Аня не знала, что и сказать, не знала, как реагировать. Всё это было впервые… Но парень явно не был бесстыжим нахалом.

– А вообще, – сказал он, – давай знакомиться. Меня зовут Михаил Плотников, я четвёртый помощник капитана, штурман.

– Чего-то я сомневаюсь, – сказала Аня, – такие молодые штурманы разве бывают?

– Ну зачем мне врать? – стал серьёзно возражать Михаил. – Семь классов – это четырнадцать лет, затем мореходка три года, штурманский факультет – это семнадцать. Я год как работаю четвёртым штурманом, и мне сейчас восемнадцать. Всё реально.

В Ане шевельнулось какое-то чувство, похожее на уважение к этому живому веснушчатому парню в лихой фуражке.

– А меня зовут Анна, Аня Матвеева. Я учусь в седьмом классе.

– Наверное, отличница?

– Есть такое дело, но я этим не горжусь, просто так получается.

– А как же, дорогая моя, тебя отпустили на зверобойку? Уроки же идут. Ты что, отпетая прогульщица?

– Ничего, я наверстаю. Меня директор отпустила. Просто у меня в семье очень трудно сейчас. Мама болеет, работать не может.

– А отец на фронте?

– Мой папа погиб год назад на Карельском фронте.

Плотников покачал головой, помолчал. Он спустился по ступенькам на палубу, решительно взял Аню за руку и повёл по лестнице вверх. Она не понимала, куда и зачем её ведут, сопротивлялась.

– Слушай, ты, комсомолка, голоднющая вся, замёрзла совсем и ещё упирается. Давай двигай! Мы тебя хоть отогреем немного.

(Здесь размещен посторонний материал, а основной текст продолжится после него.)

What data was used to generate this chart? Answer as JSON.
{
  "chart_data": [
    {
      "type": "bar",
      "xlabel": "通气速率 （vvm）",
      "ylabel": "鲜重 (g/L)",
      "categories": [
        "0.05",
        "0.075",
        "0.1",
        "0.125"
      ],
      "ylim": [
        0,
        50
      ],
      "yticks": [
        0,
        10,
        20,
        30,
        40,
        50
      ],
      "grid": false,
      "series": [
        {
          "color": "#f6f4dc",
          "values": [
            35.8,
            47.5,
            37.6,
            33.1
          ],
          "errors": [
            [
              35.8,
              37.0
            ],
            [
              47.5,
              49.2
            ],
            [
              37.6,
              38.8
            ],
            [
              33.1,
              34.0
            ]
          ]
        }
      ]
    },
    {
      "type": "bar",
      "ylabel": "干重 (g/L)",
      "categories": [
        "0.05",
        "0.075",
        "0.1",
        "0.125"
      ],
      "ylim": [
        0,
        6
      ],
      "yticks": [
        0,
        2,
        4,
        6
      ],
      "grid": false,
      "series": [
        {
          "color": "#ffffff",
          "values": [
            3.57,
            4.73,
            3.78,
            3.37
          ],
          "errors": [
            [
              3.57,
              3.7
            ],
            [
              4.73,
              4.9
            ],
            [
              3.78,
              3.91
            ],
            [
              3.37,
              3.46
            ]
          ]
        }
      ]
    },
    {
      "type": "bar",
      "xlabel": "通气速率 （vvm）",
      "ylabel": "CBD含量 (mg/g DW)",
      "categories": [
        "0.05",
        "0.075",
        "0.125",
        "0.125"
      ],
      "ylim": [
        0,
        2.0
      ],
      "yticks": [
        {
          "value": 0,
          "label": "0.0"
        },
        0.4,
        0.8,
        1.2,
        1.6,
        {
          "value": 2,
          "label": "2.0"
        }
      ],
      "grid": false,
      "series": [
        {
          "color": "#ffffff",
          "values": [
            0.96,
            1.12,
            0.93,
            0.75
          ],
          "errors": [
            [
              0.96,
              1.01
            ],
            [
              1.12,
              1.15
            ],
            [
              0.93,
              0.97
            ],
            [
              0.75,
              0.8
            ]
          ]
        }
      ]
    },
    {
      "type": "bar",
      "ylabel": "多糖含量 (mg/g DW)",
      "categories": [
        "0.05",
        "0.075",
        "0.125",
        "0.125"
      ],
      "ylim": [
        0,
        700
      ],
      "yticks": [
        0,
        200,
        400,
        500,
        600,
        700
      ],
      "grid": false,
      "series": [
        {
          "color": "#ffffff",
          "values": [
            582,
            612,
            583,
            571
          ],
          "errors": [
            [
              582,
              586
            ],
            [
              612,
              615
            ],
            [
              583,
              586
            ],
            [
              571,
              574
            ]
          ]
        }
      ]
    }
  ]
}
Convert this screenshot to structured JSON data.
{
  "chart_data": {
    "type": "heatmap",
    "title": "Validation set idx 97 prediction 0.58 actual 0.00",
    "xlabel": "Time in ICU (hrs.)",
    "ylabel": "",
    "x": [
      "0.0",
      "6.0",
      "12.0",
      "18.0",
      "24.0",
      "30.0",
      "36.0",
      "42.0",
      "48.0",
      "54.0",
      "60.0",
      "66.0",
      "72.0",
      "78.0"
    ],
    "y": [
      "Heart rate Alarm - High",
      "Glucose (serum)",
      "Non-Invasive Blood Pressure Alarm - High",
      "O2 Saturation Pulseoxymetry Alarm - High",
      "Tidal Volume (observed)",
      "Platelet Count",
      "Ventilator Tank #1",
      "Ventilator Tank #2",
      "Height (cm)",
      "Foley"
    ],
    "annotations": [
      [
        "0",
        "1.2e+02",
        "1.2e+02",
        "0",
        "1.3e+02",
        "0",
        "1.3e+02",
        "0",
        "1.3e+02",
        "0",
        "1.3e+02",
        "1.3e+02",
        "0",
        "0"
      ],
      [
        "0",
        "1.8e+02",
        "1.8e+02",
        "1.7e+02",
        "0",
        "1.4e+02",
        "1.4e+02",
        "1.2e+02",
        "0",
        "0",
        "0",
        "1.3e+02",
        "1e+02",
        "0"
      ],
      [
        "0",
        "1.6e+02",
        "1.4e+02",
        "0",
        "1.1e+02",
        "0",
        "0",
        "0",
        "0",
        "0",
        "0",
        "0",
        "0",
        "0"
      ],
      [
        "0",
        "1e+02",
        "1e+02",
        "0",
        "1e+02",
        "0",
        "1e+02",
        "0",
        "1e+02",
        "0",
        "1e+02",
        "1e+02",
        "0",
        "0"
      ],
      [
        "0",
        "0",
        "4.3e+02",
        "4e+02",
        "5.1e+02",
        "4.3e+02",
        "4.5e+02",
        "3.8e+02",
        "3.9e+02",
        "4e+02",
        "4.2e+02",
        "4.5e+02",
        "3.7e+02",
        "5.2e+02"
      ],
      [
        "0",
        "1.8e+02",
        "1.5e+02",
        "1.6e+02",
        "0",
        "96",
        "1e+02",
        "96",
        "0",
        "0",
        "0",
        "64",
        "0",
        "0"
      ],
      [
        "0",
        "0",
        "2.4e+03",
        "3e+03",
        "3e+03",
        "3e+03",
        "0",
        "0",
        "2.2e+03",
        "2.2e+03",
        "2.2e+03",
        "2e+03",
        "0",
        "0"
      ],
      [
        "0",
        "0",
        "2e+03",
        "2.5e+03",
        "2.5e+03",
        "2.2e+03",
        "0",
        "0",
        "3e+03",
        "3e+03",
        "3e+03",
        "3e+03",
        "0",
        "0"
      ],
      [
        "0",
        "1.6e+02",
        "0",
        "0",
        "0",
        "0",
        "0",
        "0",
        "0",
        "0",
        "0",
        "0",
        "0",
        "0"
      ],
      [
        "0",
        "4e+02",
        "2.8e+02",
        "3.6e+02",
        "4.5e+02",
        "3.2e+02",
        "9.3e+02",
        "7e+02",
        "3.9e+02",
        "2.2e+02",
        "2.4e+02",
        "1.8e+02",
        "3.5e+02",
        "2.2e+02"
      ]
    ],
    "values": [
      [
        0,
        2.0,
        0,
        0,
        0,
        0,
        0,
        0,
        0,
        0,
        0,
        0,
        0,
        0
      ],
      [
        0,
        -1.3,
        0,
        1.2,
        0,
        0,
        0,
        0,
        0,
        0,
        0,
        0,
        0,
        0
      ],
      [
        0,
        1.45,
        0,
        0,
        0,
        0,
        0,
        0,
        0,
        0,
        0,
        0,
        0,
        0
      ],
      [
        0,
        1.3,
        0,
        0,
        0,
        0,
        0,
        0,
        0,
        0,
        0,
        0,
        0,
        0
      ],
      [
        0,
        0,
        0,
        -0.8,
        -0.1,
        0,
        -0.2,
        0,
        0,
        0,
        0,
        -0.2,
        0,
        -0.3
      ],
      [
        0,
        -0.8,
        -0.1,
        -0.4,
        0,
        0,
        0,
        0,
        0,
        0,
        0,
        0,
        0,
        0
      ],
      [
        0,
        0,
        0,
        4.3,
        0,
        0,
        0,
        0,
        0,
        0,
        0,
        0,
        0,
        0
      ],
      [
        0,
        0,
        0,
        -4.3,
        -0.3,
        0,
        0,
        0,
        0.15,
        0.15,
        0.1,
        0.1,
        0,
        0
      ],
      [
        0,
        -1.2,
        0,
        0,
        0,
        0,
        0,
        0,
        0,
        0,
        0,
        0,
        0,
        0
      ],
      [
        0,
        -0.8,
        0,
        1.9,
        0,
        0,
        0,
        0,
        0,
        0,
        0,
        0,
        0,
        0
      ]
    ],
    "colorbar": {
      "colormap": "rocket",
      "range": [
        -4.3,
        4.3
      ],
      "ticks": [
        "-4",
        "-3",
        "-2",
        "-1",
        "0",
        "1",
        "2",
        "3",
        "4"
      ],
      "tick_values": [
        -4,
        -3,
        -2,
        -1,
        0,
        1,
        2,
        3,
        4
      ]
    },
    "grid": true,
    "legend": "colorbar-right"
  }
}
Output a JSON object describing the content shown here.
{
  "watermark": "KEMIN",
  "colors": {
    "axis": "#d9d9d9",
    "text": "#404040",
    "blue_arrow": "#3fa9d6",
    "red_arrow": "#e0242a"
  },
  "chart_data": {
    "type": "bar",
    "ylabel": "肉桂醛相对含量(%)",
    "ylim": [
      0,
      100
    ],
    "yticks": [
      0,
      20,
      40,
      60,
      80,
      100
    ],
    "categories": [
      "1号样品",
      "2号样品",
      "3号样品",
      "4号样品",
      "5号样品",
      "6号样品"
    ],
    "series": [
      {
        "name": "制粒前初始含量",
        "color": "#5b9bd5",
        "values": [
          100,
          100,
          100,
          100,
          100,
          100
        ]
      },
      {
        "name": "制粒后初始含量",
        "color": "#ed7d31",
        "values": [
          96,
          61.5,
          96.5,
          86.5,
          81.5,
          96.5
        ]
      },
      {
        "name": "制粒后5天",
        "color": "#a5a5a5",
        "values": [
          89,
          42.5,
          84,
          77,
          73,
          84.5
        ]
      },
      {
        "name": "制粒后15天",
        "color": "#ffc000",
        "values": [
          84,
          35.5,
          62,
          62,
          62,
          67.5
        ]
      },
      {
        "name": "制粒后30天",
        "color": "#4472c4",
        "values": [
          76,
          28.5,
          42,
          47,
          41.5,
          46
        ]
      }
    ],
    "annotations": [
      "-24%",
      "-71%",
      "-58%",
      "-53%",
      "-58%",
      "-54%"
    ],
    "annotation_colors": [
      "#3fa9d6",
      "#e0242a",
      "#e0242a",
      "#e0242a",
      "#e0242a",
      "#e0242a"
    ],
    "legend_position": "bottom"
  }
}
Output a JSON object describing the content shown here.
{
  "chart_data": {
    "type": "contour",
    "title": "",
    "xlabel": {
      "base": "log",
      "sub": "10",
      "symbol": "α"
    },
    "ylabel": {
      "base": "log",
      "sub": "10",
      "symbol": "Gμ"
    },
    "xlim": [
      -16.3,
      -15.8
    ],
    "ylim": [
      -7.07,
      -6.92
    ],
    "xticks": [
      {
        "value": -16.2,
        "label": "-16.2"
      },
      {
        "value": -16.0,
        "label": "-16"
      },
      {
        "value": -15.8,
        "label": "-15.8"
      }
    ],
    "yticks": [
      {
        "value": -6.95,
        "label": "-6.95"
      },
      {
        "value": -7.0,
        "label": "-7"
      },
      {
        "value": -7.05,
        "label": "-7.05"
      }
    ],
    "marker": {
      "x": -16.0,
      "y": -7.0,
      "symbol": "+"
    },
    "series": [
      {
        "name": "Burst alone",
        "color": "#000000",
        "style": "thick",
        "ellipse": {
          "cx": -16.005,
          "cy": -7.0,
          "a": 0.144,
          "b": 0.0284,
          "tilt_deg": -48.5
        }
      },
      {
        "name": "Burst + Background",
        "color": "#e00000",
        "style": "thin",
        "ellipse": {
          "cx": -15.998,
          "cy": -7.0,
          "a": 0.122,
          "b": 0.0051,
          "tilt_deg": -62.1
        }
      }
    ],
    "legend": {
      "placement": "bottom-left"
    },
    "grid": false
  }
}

Он привел её в командную рубку, где находился капитан и его старший помощник. Там Аню накормили американской тушёнкой и напоили чаем с печеньем. Тушёнку Аня никогда в жизни не ела, и она показалась ей невероятно вкусной. Потом ей дали корабельный бинокль, и она долго разглядывала море, расстелившееся по бескрайним просторам вокруг корабля, небо и облака, летящих над водой чаек, белые льдины на тёмно-синей и свинцово-серой воде, далёкий берег… Близость дальних предметов потрясла Аню, и она всё глядела и глядела в прохладные окуляры. А четвёртый штурман Плотников стоял рядом и подсказывал, как надо пользоваться оптическим прибором под названием бинокль.

А потом, когда прошли опасное ледяное поле, капитан отдал штурвал старшему помощнику и долго беседовал с Аней о деревне, о колхозе, о поморской жизни. У него самого осталась дочка в Архангельске, он её редко видел, потому что всё время был в море, и сильно по ней скучал.

Плотников явно не хотел уходить из рубки, и капитан его прогнал. У четвёртого помощника было много обязанностей в корабельном хозяйстве.

Аня, разморенная едой, теплом, добрым разговором с капитаном, уставшая от дороги и впечатлений сегодняшнего дня, уснула прямо в кресле. Капитан отнёс её на руках на топчан, стоящий в углу капитанской рубки, и накрыл своей шинелью.

Так она провела первую свою ночь на зверобойном промысле.

6

Ранним утром следующего дня транспортное судно «Лена», ведомое ледоколом «Капитан Мелехов», преодолело горло Белого моря и вошло в морскую акваторию. Предстоял недолгий путь к лёжкам гренландского тюленя, испокон веку расположенным в одних и тех же местах – напротив Зимнего берега Белого моря. Этот коренной полярный житель – гренландский тюлень – извечно живёт в холодных водах северных морей и Ледовитого океана. Из-за лютых штормов, разбивающих любые льды, там невозможно производить потомство, выращивать детёнышей – их убьёт океан. Поэтому Белое море, более спокойное и мелкое, загороженное со всех сторон сушей, гренландские тюлени рассматривают в качестве родильного дома для своих детёнышей и собираются здесь каждую весну, чтобы продолжить свой тюлений род.

Кроме того, в Белом море долго не тают ледяные поля. На их кромках, около самой воды, самкам удобно рожать тюленят и нянчить их первое время. Потом тюленята быстро растут и становятся самостоятельными. Рядом с самками всегда много взрослых самцов. Они почему-то всегда воюют друг с другом и постоянно дерутся. Так создаются лёжки – места скопления тюленей. Здесь всегда стоит рёв дерущихся бойцов.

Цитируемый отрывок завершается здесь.